Poupe o pensamento! Não sejas em vão. Antes, porém coma o pão, beba do vinho...
Ponto Ponto Ponto.
Há flores e frutos nos cactos; e hifas nos fungos...
Se há outros mundos, lá também tem hifas...
Elas são eternas! Micélicas; locomovem-se ponto á ponto...
As hifas são reticências; nem sempre retilíneas às vezes espiraladas...
... Costumava comer reticências azuladas, me recordo.
Reticências podem ser Amanitas e mantidas em mel, podem ter haste lisa ou com anel.
De repente apago do meu íntimo o procaz indelével... E reflito profundamente as consciências...
Então termino meu poema com reticências...
...
Nas Derribas de Cerca
(Á BGG da Mata Virgem, Panchinha e outros guerreiros de Uauá)
Ao som dos tambores de couro de cabra e da voz do repentista, os sertanejos de alicate, facão e foice derrubam as cercas criminosas.
De repente surgem no meio da caatinga cercada, homens com mais arma que a polícia!
O Cabra velho cai pra dentro dos homens, disposto a matar e morrer pelo pedaço de chão.
Os cantadores versam as coisas lindas do nordeste, ajudando moralmente os catingueiros na ação... E eu digo vixe!
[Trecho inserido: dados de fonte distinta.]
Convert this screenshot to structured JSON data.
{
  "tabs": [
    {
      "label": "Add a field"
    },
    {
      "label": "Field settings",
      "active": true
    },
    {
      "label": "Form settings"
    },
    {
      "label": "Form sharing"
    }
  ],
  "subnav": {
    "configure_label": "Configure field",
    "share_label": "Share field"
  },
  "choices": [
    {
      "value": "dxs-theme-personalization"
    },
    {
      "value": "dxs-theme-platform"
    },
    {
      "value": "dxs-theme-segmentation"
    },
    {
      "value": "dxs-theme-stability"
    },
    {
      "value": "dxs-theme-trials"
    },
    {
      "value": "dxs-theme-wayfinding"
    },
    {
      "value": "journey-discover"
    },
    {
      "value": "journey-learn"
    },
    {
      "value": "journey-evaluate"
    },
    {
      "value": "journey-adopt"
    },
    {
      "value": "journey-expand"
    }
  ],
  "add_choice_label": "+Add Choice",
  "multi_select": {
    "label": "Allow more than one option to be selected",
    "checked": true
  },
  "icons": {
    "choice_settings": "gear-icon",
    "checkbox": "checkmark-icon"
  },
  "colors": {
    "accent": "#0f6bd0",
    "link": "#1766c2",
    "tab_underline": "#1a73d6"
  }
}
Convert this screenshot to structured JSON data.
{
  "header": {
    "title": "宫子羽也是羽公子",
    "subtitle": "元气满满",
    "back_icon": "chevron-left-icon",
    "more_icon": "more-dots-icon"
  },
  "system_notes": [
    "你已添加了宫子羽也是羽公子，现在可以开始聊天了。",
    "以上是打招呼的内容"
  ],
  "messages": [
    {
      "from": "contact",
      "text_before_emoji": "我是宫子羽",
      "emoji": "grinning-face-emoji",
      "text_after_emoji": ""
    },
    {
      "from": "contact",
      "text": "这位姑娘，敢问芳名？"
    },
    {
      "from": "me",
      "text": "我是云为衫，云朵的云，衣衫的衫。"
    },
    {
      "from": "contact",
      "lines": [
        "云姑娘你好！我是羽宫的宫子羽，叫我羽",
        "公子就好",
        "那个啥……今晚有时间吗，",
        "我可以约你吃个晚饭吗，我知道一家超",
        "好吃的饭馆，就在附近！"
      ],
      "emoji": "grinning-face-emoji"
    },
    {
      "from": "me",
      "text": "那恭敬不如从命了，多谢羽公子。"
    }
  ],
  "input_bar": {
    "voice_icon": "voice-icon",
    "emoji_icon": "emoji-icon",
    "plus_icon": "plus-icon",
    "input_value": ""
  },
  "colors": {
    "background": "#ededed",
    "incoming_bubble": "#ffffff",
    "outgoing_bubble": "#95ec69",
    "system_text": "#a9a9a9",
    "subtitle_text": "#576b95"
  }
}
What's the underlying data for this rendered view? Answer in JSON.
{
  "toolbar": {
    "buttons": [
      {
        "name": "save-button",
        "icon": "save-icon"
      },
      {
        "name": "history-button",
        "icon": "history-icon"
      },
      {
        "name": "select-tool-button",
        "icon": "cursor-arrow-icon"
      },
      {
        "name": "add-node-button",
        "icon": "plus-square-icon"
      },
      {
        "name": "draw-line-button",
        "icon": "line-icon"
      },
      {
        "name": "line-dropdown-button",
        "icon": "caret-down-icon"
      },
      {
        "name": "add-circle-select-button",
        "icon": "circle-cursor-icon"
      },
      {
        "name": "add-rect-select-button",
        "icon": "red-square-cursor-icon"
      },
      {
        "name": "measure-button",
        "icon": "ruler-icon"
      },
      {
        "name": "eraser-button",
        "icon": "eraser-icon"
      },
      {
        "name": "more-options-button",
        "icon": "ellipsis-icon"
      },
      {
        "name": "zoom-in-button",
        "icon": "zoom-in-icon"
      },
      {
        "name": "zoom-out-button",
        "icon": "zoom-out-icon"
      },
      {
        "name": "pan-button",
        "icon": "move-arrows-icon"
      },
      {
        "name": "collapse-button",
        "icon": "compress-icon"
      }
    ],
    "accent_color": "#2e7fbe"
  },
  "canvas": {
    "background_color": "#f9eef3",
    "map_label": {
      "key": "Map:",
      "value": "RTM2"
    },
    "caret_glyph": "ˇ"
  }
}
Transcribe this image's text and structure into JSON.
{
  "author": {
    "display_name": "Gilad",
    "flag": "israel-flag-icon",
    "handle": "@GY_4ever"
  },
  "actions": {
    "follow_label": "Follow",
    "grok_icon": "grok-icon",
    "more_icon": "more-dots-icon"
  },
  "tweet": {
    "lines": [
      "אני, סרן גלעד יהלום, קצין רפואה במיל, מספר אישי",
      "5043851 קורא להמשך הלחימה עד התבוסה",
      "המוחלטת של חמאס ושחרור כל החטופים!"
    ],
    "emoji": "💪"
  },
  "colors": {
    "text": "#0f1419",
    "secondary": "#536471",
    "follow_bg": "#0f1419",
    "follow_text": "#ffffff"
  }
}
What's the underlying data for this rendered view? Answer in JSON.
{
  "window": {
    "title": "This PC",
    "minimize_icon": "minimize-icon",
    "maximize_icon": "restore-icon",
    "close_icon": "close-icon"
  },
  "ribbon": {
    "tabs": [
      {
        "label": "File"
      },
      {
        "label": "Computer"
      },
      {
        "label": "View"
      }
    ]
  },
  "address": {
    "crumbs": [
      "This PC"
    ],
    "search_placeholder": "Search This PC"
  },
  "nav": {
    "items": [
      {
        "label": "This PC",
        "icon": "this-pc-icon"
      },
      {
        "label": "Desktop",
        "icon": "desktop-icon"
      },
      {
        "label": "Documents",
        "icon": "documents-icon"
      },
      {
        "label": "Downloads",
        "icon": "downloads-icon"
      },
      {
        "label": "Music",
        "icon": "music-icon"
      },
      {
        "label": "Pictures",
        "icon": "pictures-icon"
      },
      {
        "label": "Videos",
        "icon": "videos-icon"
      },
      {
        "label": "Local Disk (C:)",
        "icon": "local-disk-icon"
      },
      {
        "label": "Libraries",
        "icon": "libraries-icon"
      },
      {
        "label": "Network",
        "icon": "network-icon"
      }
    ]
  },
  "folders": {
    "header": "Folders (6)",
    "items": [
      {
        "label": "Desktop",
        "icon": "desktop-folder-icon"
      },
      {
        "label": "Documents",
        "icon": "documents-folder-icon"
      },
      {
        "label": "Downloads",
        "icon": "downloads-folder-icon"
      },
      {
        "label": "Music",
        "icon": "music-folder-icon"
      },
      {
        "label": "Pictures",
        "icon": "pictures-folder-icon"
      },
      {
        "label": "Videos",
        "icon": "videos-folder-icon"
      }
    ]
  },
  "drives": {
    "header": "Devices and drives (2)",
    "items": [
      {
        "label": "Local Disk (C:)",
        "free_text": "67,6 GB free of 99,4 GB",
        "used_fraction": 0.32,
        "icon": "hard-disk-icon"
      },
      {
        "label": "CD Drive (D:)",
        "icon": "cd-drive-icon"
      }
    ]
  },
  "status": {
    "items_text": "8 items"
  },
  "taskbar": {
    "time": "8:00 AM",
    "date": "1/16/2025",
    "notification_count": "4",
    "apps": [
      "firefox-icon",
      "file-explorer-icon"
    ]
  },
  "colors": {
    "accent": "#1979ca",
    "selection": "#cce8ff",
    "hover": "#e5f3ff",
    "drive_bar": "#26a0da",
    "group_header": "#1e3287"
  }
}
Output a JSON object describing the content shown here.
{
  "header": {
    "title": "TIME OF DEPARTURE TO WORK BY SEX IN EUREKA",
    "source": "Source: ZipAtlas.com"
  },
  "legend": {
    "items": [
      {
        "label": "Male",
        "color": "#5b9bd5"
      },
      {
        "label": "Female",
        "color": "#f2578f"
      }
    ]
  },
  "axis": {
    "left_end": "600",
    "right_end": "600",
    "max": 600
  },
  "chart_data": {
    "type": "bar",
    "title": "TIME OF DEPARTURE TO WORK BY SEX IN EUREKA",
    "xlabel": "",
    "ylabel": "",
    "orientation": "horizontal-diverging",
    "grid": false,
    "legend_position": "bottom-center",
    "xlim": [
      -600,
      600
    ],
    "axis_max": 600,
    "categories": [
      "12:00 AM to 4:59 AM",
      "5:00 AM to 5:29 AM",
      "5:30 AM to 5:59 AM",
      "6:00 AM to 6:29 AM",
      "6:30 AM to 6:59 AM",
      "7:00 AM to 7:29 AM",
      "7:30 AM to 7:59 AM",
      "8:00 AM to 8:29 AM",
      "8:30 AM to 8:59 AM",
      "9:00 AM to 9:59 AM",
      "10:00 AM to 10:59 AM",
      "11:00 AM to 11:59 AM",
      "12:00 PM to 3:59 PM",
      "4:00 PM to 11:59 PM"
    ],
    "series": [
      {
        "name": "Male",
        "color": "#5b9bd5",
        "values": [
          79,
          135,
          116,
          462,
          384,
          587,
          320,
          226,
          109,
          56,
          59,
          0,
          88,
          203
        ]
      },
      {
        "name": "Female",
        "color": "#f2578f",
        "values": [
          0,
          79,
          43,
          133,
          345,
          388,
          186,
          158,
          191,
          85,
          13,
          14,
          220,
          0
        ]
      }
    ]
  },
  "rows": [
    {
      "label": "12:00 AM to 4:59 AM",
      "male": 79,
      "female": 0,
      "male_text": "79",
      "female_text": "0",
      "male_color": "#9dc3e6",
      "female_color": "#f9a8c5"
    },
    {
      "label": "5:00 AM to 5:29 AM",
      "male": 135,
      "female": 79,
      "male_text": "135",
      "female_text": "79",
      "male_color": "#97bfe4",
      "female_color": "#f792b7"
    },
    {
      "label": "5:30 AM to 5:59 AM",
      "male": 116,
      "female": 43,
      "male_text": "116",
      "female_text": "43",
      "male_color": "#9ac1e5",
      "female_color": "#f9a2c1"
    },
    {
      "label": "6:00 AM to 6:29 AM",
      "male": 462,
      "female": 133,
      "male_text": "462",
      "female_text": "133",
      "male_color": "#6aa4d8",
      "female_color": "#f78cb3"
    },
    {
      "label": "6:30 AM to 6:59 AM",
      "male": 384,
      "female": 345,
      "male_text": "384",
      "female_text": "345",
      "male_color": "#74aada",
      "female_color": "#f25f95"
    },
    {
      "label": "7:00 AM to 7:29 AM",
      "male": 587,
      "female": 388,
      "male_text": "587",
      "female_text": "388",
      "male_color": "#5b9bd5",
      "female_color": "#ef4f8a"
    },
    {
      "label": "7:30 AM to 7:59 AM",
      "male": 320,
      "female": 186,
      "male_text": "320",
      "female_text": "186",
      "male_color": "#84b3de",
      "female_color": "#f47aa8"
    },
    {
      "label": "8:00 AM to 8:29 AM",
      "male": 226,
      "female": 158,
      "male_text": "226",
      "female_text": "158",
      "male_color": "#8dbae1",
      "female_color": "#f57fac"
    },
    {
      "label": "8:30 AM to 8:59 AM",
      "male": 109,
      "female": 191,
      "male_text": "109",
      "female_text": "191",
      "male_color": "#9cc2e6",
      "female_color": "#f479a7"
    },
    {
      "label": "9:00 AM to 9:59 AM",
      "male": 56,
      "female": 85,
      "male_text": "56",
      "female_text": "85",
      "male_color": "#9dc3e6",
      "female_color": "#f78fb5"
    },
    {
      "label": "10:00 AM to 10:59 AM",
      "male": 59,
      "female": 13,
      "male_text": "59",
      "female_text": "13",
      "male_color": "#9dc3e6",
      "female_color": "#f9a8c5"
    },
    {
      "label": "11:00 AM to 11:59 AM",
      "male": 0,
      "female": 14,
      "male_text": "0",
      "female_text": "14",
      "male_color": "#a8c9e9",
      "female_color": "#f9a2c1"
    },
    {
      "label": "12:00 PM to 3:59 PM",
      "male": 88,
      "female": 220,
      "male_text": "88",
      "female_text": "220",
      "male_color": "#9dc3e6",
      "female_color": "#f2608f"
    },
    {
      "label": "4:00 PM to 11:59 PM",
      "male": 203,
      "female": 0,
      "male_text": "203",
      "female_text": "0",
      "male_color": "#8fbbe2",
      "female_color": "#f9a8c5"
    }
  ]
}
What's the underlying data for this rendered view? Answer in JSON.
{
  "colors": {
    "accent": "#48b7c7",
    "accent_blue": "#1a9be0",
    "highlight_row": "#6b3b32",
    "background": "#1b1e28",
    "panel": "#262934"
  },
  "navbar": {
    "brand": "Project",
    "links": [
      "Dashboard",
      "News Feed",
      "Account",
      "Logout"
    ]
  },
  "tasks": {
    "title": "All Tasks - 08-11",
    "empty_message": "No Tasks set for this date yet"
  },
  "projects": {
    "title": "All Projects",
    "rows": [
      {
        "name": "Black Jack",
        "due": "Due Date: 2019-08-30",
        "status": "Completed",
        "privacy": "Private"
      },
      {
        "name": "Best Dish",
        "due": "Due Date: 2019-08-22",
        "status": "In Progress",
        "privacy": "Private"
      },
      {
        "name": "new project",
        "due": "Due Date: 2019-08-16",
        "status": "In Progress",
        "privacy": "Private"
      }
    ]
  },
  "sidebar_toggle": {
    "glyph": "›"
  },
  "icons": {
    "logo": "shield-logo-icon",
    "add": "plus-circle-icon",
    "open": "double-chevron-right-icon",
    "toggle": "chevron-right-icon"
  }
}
Danou-se! Os homens fugiram do pau de sebo! Correram mesmo com medo do povo do meu sertão!
Nas derribadas de cerca é assim mesmo Cabra velho! Tem que ser na tora! No braço! Que nem os guerreiros e guerreiras de canudos que enfrentaram os canhonaços!
Somos mesmo matutos, catingueiros, assim como a farinha e a rapadura! Não sairemos do nosso quinhão, nem que chova pedra pura!
No combate na arma, ou no verso na bala, aquele que mangar de nós vai levar verso na cara!
Eu agora me vou embora, pois já tenho que me ir, mais antes quero falar, tu não bote cerca aqui! Se tiver um só moirão, eu faço revolução com os cabra tudo daqui!